Sunday, November 20, 2005

IT’S A LOVE FEST

Here in Rome. Leaving in a week and 1/2. Turning 30 in two days… oh just let the celebrations begin. And they have.

We celebrated my last Friday night of my 20’s, and I suffered greatly on Saturday… but Suzie and Zoe disguised as a UPS package (as if) weaseled their way into my apartment and bloody mary in hand carried me out to celebrate me last SATURDAY night in my twenties.

Next week is already a blur and I it hasn’t even happened yet. SPQR baby. SPQR.

I’ve decided to get a third tattoo to commemorate my time here. I think I will do on the Tuesday. I like to bring in decades with a bit of irreverent behavior. The last night of my teens I shaved my head bald. (thank you very much for your help Max Wheeler)…

But thirty needs champagne and caviar no?

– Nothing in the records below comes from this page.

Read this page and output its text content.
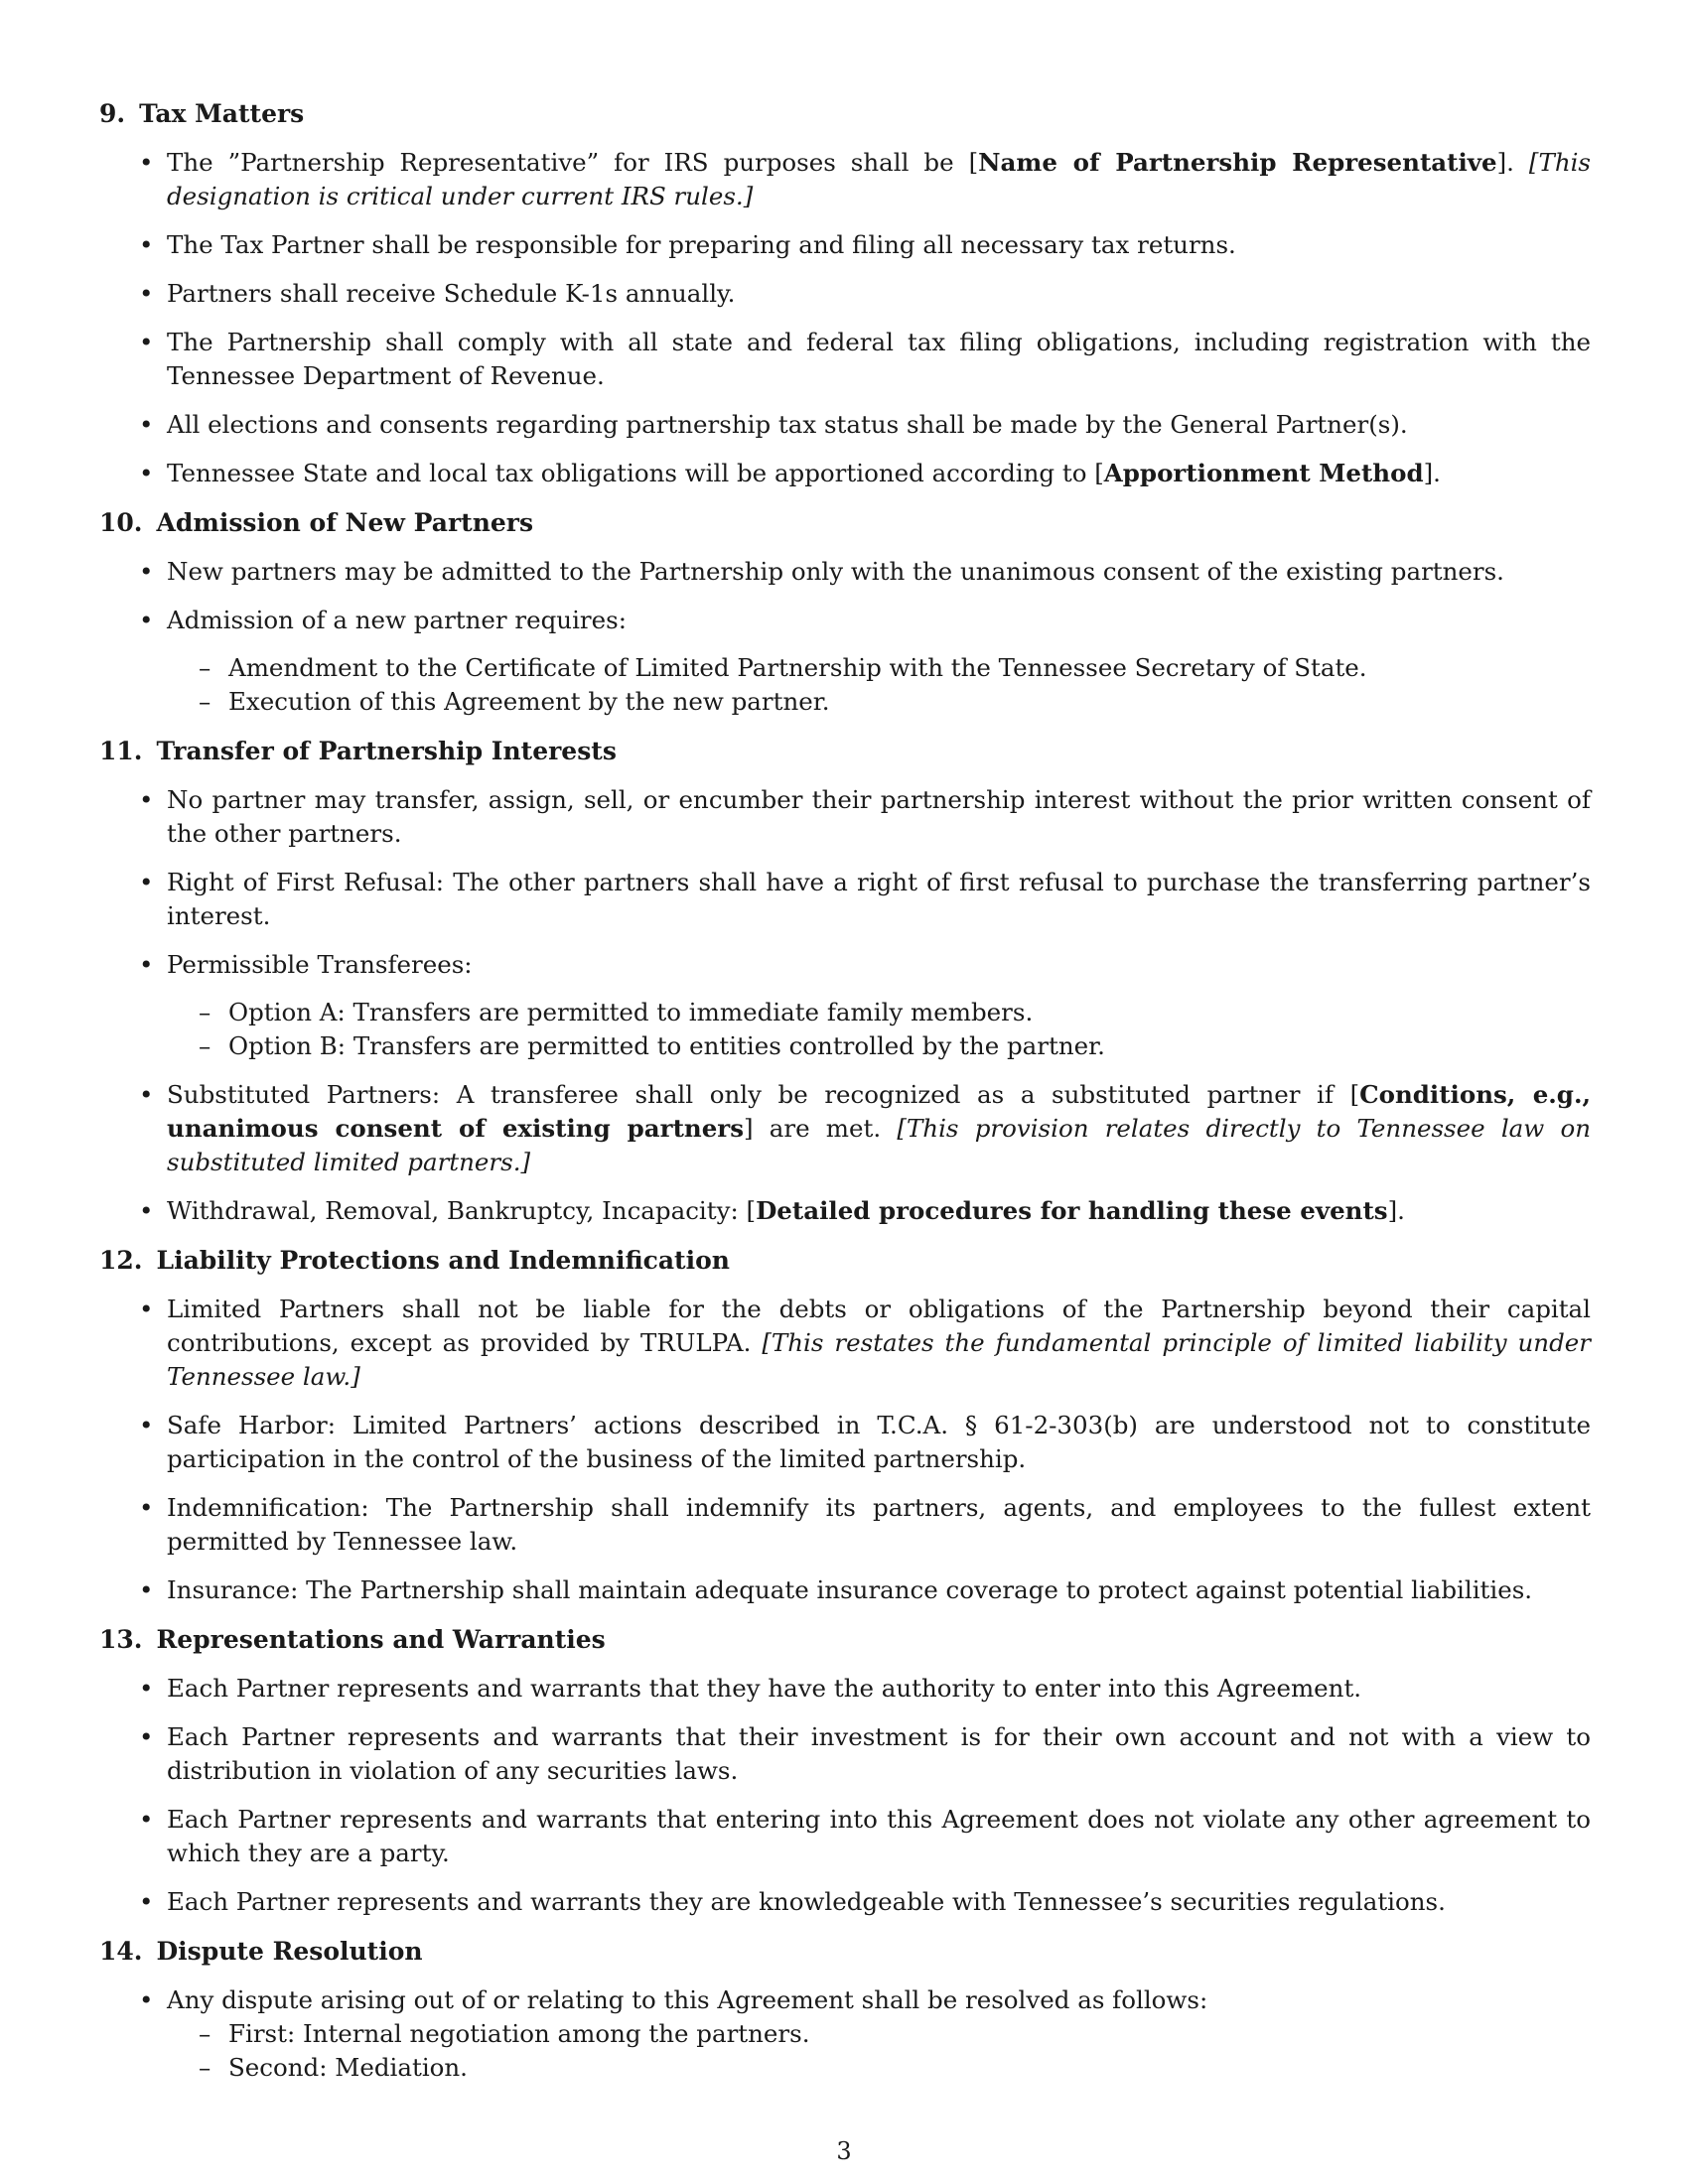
9. Tax Matters
• The ”Partnership Representative” for IRS purposes shall be [Name of Partnership Representative]. [This designation is critical under current IRS rules.]
• The Tax Partner shall be responsible for preparing and filing all necessary tax returns.
• Partners shall receive Schedule K-1s annually.
• The Partnership shall comply with all state and federal tax filing obligations, including registration with the Tennessee Department of Revenue.
• All elections and consents regarding partnership tax status shall be made by the General Partner(s).
• Tennessee State and local tax obligations will be apportioned according to [Apportionment Method].
10. Admission of New Partners
• New partners may be admitted to the Partnership only with the unanimous consent of the existing partners.
• Admission of a new partner requires:
– Amendment to the Certificate of Limited Partnership with the Tennessee Secretary of State.
– Execution of this Agreement by the new partner.
11. Transfer of Partnership Interests
• No partner may transfer, assign, sell, or encumber their partnership interest without the prior written consent of the other partners.
• Right of First Refusal: The other partners shall have a right of first refusal to purchase the transferring partner’s interest.
• Permissible Transferees:
– Option A: Transfers are permitted to immediate family members.
– Option B: Transfers are permitted to entities controlled by the partner.
• Substituted Partners: A transferee shall only be recognized as a substituted partner if [Conditions, e.g., unanimous consent of existing partners] are met. [This provision relates directly to Tennessee law on substituted limited partners.]
• Withdrawal, Removal, Bankruptcy, Incapacity: [Detailed procedures for handling these events].
12. Liability Protections and Indemnification
• Limited Partners shall not be liable for the debts or obligations of the Partnership beyond their capital contributions, except as provided by TRULPA. [This restates the fundamental principle of limited liability under Tennessee law.]
• Safe Harbor: Limited Partners’ actions described in T.C.A. § 61-2-303(b) are understood not to constitute participation in the control of the business of the limited partnership.
• Indemnification: The Partnership shall indemnify its partners, agents, and employees to the fullest extent permitted by Tennessee law.
• Insurance: The Partnership shall maintain adequate insurance coverage to protect against potential liabilities.
13. Representations and Warranties
• Each Partner represents and warrants that they have the authority to enter into this Agreement.
• Each Partner represents and warrants that their investment is for their own account and not with a view to distribution in violation of any securities laws.
• Each Partner represents and warrants that entering into this Agreement does not violate any other agreement to which they are a party.
• Each Partner represents and warrants they are knowledgeable with Tennessee’s securities regulations.
14. Dispute Resolution
• Any dispute arising out of or relating to this Agreement shall be resolved as follows:
– First: Internal negotiation among the partners.
– Second: Mediation.
3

Too bad I’m so broke it’s more like Prosecco and gnocchi, but do I sound like I’m complaining?

On a different note quite suddenly it became winter here. I mean holy fucking shit it is cold. Too cold to go outside to smoke a cigarette, you need a COUPLE of coats to just walk down the street. I’m sure last night was in the low 30’s. I don’t think I could take it all winter. I don’t know how people do it.

I tell you one thing, my ass is RUNNING back to the wintertime in LA. Gimme some bitches in bikinis on rollerblades on the beach. Woo-hoo heat and alliteration. That’s what I am looking for. I say god damn.

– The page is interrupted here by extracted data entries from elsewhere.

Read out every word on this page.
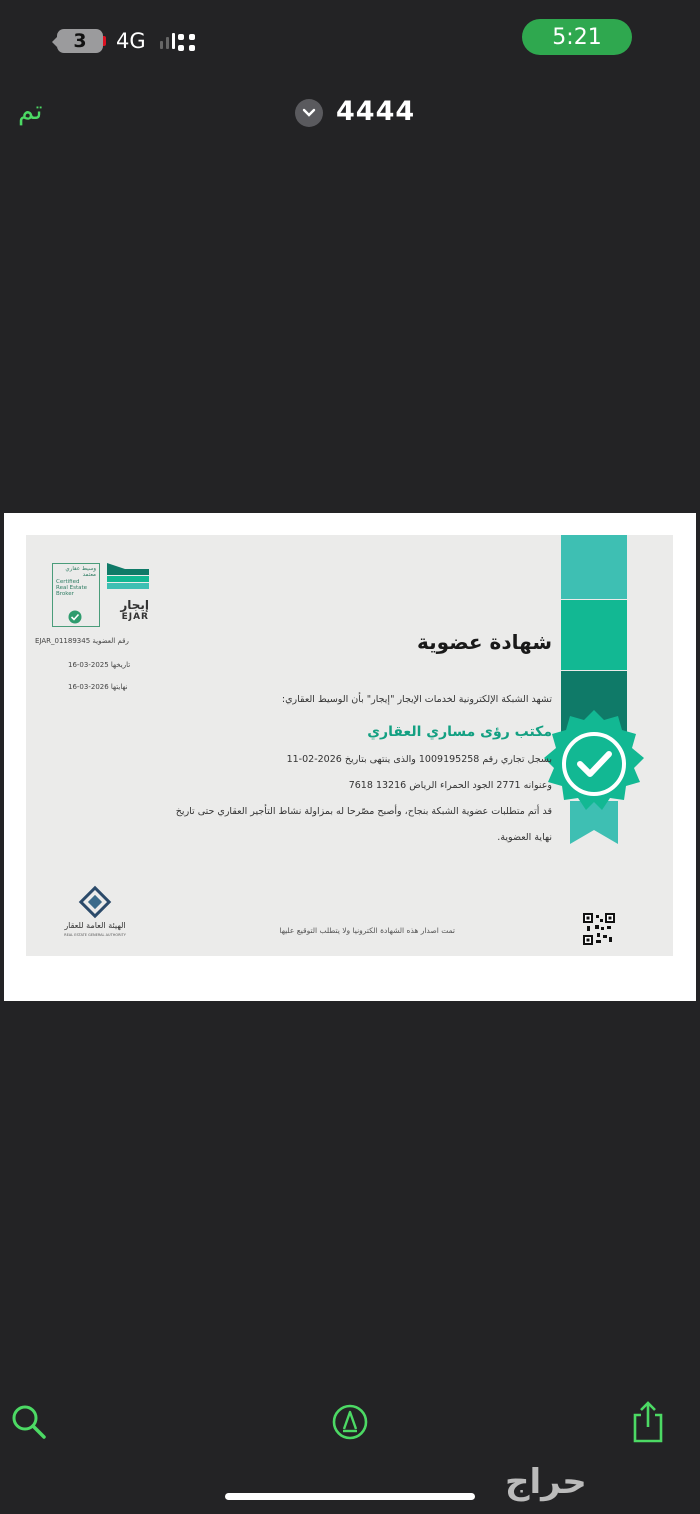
3	4G	5:21
تم	4444
شهادة عضوية
تشهد الشبكة الإلكترونية لخدمات الإيجار "إيجار" بأن الوسيط العقاري:
مكتب رؤى مساري العقاري
بسجل تجاري رقم 1009195258 والذى ينتهى بتاريخ 2026-02-11
وعنوانه 2771 الجود الحمراء الرياض 13216 7618
قد أتم متطلبات عضوية الشبكة بنجاح، وأصبح مصّرحا له بمزاولة نشاط التأجير العقاري حتى تاريخ
نهاية العضوية.
تمت اصدار هذه الشهادة الكترونيا ولا يتطلب التوقيع عليها
EJAR_01189345 رقم العضوية
16-03-2025 تاريخها
16-03-2026 نهايتها
وسيط عقاري
معتمد
Certified
Real Estate
Broker
إيجار
EJAR
الهيئة العامة للعقار
REAL ESTATE GENERAL AUTHORITY
حراج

But so anyway- I am leaving so so soon, and it’s a love fest out here. Can’t believe I am leaving. I just, can’t believe it. I think actually maybe it hasn’t hit me? How is that possible? I feel really aware and present- it’s just, I can’t believe that I am not going to get to walk into fins and see 25 people I know at any giving moment. I think I get the big picture, but it is the little things that I don’t even know that I love that I will miss- I have that feeling very strongly.

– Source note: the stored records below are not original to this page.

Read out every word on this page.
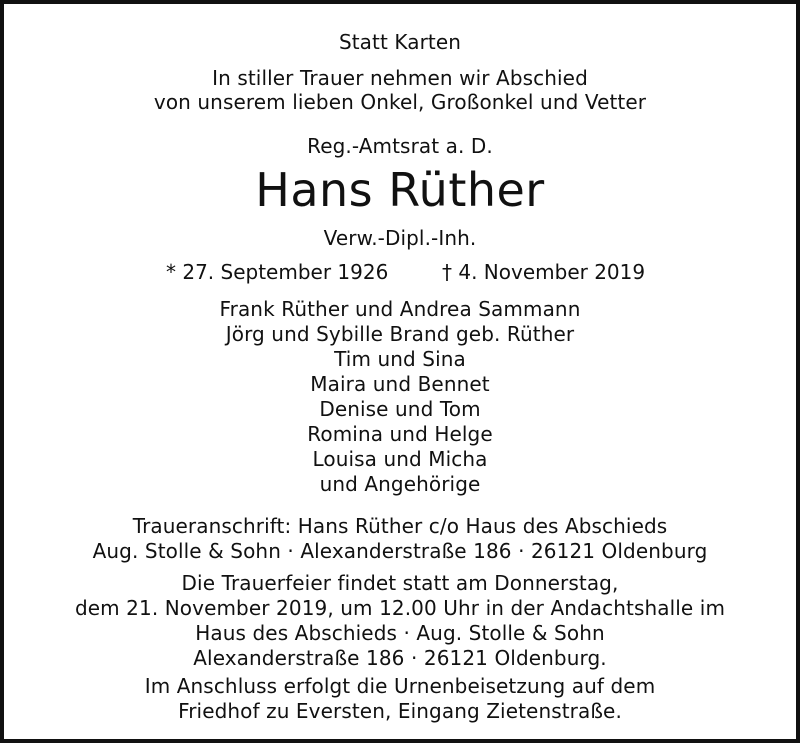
Statt Karten
In stiller Trauer nehmen wir Abschied
von unserem lieben Onkel, Großonkel und Vetter
Reg.-Amtsrat a. D.
Hans Rüther
Verw.-Dipl.-Inh.
* 27. September 1926	† 4. November 2019
Frank Rüther und Andrea Sammann
Jörg und Sybille Brand geb. Rüther
Tim und Sina
Maira und Bennet
Denise und Tom
Romina und Helge
Louisa und Micha
und Angehörige
Traueranschrift: Hans Rüther c/o Haus des Abschieds
Aug. Stolle & Sohn · Alexanderstraße 186 · 26121 Oldenburg
Die Trauerfeier findet statt am Donnerstag,
dem 21. November 2019, um 12.00 Uhr in der Andachtshalle im
Haus des Abschieds · Aug. Stolle & Sohn
Alexanderstraße 186 · 26121 Oldenburg.
Im Anschluss erfolgt die Urnenbeisetzung auf dem
Friedhof zu Eversten, Eingang Zietenstraße.
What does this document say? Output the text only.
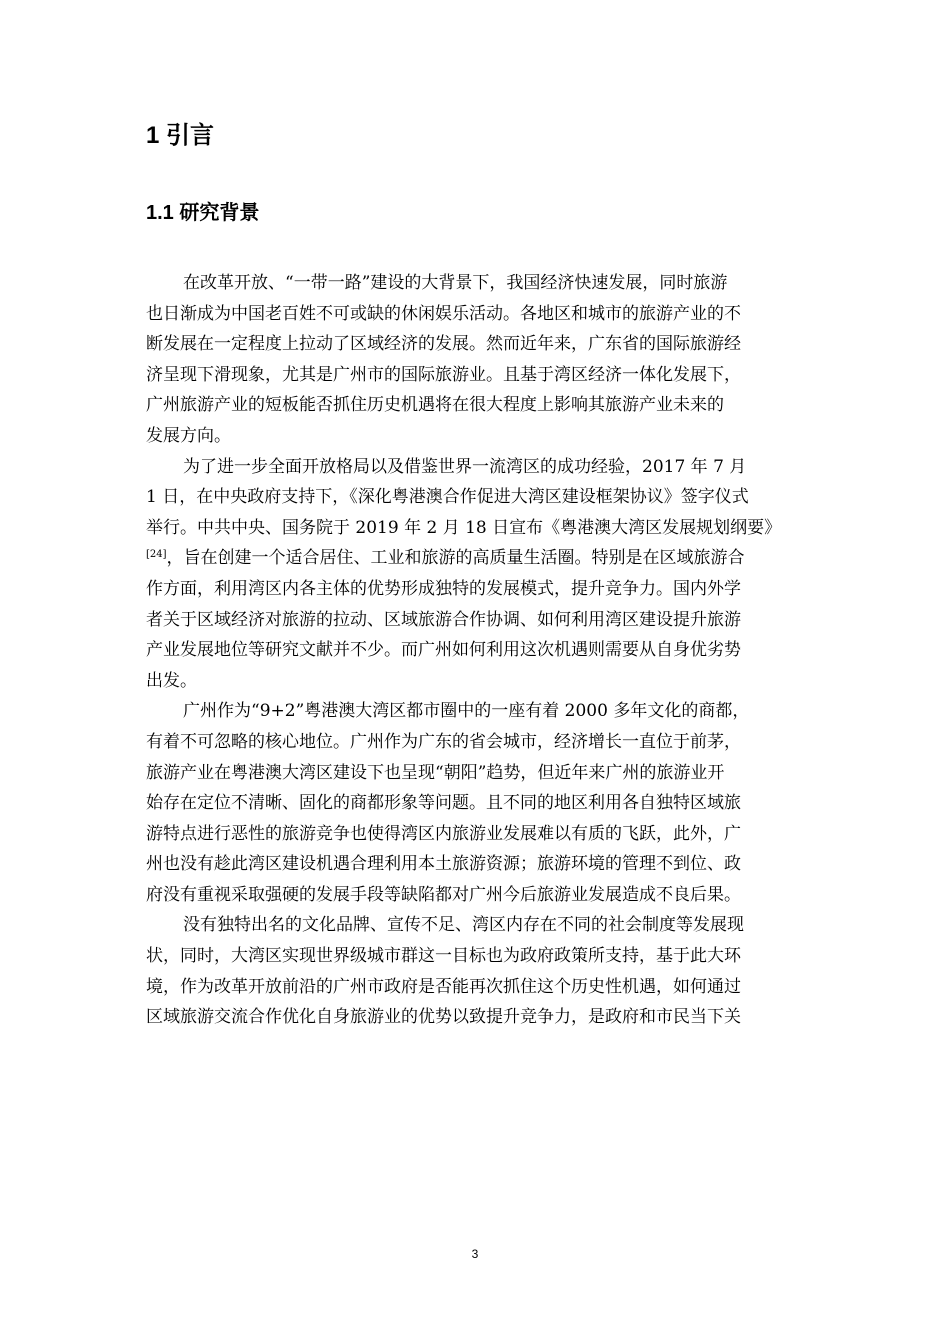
1 引言
1.1 研究背景
在改革开放、“一带一路”建设的大背景下，我国经济快速发展，同时旅游
也日渐成为中国老百姓不可或缺的休闲娱乐活动。各地区和城市的旅游产业的不
断发展在一定程度上拉动了区域经济的发展。然而近年来，广东省的国际旅游经
济呈现下滑现象，尤其是广州市的国际旅游业。且基于湾区经济一体化发展下，
广州旅游产业的短板能否抓住历史机遇将在很大程度上影响其旅游产业未来的
发展方向。
为了进一步全面开放格局以及借鉴世界一流湾区的成功经验，2017 年 7 月
1 日，在中央政府支持下，《深化粤港澳合作促进大湾区建设框架协议》签字仪式
举行。中共中央、国务院于 2019 年 2 月 18 日宣布《粤港澳大湾区发展规划纲要》
[24]，旨在创建一个适合居住、工业和旅游的高质量生活圈。特别是在区域旅游合
作方面，利用湾区内各主体的优势形成独特的发展模式，提升竞争力。国内外学
者关于区域经济对旅游的拉动、区域旅游合作协调、如何利用湾区建设提升旅游
产业发展地位等研究文献并不少。而广州如何利用这次机遇则需要从自身优劣势
出发。
广州作为“9+2”粤港澳大湾区都市圈中的一座有着 2000 多年文化的商都，
有着不可忽略的核心地位。广州作为广东的省会城市，经济增长一直位于前茅，
旅游产业在粤港澳大湾区建设下也呈现“朝阳”趋势，但近年来广州的旅游业开
始存在定位不清晰、固化的商都形象等问题。且不同的地区利用各自独特区域旅
游特点进行恶性的旅游竞争也使得湾区内旅游业发展难以有质的飞跃，此外，广
州也没有趁此湾区建设机遇合理利用本土旅游资源；旅游环境的管理不到位、政
府没有重视采取强硬的发展手段等缺陷都对广州今后旅游业发展造成不良后果。
没有独特出名的文化品牌、宣传不足、湾区内存在不同的社会制度等发展现
状，同时，大湾区实现世界级城市群这一目标也为政府政策所支持，基于此大环
境，作为改革开放前沿的广州市政府是否能再次抓住这个历史性机遇，如何通过
区域旅游交流合作优化自身旅游业的优势以致提升竞争力，是政府和市民当下关
3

Is it possible that there is something greater at work here? That, for all my introspection I have still somehow missed, the biggest part of this whole deal? Perhaps one day in a month or two I will be in Colorado with the boys or in LA at work or wherever the fuck, in whole foods and BAM, Whatever I feel I am missing, will hit me like a ton of bricks. And I will find myself in a whole in the sidewalk. Looking up at the sky- seeing in it a shade of blue for the first time? Or am I wrong about that.

Is the sky really just that color?

I also am feeling a little apprehensive about going to LA. It’s not so much that I won’t have fun, or love to see my people again, but I’m afraid that the silent sneaking depression that was so present in my life for the last few years of my tenure there, will return. I know I am in a different place and much stronger and smarter and whatever… I HAVE THIS. This thing inside me that I got from coming here. And I think it is probably strong enough to ward off whatever LA can throw at me. But I am still a little scared.

But I guess that means I’m paying attention. Wouldn’t be right if I turned 30, left Rome and moved in with my parents all in the same 2 weeks… I SHOULD BE SCARED. Which I guess is why I am excited to go.

Because I dig that what scares me. BRING IT THE FUCK ON. You know? Lets do this.

I’ve said it before and I’ll say it again. Stay the course Chase. Buy the ticket. Take the ride.

I say God damn. I’ll see those bikini clad bitches yet.